Sometimes writing about the internet can seem like a cop-out. Imagining the impact that new technology will have on human life, in all its social, political and linguistic forms, is fun, exciting and much easier than, say, reporting from the Middle East. And yet the futurologist is only a step away from the cocktail-party doom-monger boring on about speed cameras, mobile-phone masts and shopping centres.

But it is a refreshing experience to view futurologists' predictions in aggregate. A survey released late last month by the Pew Internet and American Life Project, a non-partisan research centre based in Washington, DC, allows just such a view. The survey is part of an ongoing effort to collect predictions relating to the direction and impact of technological change. Researchers asked hundreds of technology thinkers and doers worldwide seven questions about the future of the internet and its benefits for human society. It is surprising how much the respondents disagreed.
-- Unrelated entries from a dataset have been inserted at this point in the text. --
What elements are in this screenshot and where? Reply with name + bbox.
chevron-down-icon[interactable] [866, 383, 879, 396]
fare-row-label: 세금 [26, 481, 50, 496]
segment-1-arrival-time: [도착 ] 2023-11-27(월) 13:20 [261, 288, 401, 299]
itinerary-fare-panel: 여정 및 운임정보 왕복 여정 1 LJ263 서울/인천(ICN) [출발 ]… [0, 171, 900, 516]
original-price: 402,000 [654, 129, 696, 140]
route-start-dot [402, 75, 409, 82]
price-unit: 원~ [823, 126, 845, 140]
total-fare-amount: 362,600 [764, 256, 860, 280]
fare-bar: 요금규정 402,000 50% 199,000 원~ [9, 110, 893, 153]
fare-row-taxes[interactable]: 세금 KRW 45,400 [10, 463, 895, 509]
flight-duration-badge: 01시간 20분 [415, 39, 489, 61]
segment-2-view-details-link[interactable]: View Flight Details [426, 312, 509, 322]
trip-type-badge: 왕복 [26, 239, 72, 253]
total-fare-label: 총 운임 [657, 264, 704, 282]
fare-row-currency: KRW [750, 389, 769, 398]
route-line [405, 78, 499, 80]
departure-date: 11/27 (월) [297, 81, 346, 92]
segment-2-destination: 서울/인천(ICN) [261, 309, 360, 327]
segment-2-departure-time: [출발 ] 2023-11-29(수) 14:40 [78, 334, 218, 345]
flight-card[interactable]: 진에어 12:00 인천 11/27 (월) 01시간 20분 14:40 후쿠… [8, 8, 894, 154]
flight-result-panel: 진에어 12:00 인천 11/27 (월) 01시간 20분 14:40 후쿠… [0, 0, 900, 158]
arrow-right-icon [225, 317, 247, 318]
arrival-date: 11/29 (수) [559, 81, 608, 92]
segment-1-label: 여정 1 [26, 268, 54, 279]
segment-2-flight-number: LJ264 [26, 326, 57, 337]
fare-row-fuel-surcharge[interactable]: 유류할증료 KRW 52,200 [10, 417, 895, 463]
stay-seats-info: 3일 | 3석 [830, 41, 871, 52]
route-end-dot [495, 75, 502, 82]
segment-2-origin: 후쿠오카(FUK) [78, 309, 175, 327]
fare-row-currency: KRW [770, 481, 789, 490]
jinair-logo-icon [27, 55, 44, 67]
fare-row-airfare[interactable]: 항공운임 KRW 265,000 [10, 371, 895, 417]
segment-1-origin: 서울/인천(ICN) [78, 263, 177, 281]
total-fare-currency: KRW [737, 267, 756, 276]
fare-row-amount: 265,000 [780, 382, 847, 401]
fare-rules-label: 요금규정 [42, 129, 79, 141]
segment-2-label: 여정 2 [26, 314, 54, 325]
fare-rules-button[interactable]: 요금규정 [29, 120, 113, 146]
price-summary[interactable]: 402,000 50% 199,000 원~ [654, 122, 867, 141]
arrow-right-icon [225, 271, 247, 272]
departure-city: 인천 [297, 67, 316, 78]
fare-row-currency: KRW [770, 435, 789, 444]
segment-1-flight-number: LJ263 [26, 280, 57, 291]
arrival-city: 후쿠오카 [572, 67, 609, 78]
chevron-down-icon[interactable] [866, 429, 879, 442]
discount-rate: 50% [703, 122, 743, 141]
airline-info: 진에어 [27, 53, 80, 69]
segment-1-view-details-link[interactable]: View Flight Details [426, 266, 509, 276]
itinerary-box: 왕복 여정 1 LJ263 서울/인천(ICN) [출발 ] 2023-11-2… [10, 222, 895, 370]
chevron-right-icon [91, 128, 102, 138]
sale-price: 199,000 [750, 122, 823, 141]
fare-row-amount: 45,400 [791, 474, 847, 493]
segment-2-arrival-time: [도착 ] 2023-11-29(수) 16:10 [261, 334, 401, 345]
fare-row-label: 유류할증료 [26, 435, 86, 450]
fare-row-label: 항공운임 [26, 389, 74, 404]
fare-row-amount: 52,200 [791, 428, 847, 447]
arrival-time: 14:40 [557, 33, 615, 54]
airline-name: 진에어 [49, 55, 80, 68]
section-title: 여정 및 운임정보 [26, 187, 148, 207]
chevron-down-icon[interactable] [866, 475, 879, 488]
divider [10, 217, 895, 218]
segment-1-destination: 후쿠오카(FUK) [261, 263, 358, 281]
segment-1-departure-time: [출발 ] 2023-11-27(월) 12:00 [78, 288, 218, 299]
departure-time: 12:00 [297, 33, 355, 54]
The most contentious issue was privacy. The Pew researchers asked if greater transparency, aided by developments in surveillance, storage and communications technology, would make the world a better place. Just under half agreed, often with the proviso that privacy safeguards would be more needed than ever, because, as the Electronic Frontier Foundation Pioneer Award-winner Seth Finkelstein observed, "The difference between the open society and the police state is political, not technological." The other half had a far bleaker view. "The cost of unlimited transparency will not simply be privacy," wrote Marc Rotenberg of the Electronic Privacy Information Centre. "It will be autonomy, freedom and individuality."

Other contentious scenarios imagined by Pew included a world where autonomous machines exert control over humanity, or where virtual reality becomes so compelling for a minority of users that they surrender reality to a perpetual Second Life. Paul Saffo of the Institute for the Future was with 42 per cent of respondents when he expressed the fear that "some time after 2020 our machines will become intelligent, evolve rapidly and end up treating us as pets. We can at least take comfort that there is one worse fate - becoming food - that is mercifully highly unlikely."

All this makes the future of the internet look like a cross between Nineteen Eighty-Four and The Matrix. So it's interesting to note that, when asked what the top priority for the future of IT should be, most respondents said further building the capacity of the network and spreading technical knowledge to those not already online. Why would the survey group not just want to join the Luddite terrorists that 58 per cent believed will have emerged by 2020? Perhaps because if they did, they, like me, would have nothing to speculate about.